Another principle is the principle of social proof, the one that says people want to follow the lead of multiple comparable others. It steers them in good directions without having to think too hard. There’s a study I like to talk about from Beijing which shows you the cross-cultural reach of this. Restaurant Managers put a little asterisk next to certain items on their menu which cause their selection to skyrocket. The asterisk didn’t say this is one of the specialties of the house, or this is what the chef is recommending tonight, it said that this is one of our most popular items, and each one immediately became 13 to 20% more popular.
That’s social proof, which I think there’s a very dark example that you gave in your original book about the mass suicide which I guess in — what was it? 1987 or something? James Jones. That I guess was at the heart of what compelled people to behave in such an irrational way in such large numbers of people essentially.
It was essentially the large numbers. The multitude was the message. It wasn’t the merits of that call for mass suicide that pulled them, it was the multitude of those who were listening and those who began to respond to that message that made the difference.
And that is also social proof essentially?
It’s all social proof. Yeah.
Okay. So those are the first three.
Another is authority. The idea that people want to follow the lead of people who know what they’re talking about. There’s a study I like to talk about that allows us to show how we can be more effective. Suppose we have a budget that we want to get funded, a particular feature that’s going to require a certain amount of expenditure and it’s going to cost, let’s say, 15,000 euros. But we do our homework and we see it’s going to cost 15,078 euros. So what we do is to round that off and say to whoever the funder is, “Please give us 15,000 euros and we’ll be able to do this job,” that’s a mistake. If instead, we say 15,078 euros, that person is more likely to see as an expert, as someone who knows what we’re talking about. Even though that’s the larger figure, it’s more likely to get funded at that level.

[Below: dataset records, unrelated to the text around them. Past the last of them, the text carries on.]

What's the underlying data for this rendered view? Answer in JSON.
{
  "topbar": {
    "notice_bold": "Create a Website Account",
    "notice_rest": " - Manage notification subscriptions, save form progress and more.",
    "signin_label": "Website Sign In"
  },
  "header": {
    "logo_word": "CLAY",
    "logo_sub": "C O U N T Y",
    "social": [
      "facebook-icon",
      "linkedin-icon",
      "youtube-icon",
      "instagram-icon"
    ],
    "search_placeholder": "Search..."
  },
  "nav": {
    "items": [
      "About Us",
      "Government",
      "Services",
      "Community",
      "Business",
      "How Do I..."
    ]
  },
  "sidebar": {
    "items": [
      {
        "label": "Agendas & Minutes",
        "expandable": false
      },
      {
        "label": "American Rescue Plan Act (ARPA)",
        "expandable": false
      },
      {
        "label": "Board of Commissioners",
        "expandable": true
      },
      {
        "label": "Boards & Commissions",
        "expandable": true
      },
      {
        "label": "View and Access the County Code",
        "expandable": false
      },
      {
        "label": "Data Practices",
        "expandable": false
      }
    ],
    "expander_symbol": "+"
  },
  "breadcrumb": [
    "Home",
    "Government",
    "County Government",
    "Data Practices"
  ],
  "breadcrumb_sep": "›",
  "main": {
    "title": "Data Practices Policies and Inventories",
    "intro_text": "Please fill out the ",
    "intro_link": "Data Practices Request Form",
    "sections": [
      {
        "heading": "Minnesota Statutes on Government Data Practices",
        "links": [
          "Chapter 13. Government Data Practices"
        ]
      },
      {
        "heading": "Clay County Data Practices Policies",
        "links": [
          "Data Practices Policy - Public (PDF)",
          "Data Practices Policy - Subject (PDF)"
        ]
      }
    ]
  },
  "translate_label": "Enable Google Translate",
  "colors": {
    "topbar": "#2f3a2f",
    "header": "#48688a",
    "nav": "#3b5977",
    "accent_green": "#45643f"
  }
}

Isn’t that interesting. That’s very helpful for a lot of the listeners on the show who are struggling with how to get their ideas through given constraint resources in larger organizations. That’s a lovely example, because you’re absolutely right, we’re all round down and you should be — It’s not about rounding up, it’s about being actually specific about the number, right?
Being specific. Do you recall back in school when your Math or Science instructors would say, “On the test, I want you not just to give me the answer, I want you to show your work. Give me evidence that you know what you’re doing in coming to that answer,” right? “Show your work.” That’s what 15,078 does. So all we have to do is show our work and we become seen as authoritative as a consequence.
Another principle is the principle of scarcity. The one that says people want more of those things they can have less of. There was a study done in supermarkets. Researchers went randomly to shelves and simply put beneath certain brands only three items per customer, and they doubled sales.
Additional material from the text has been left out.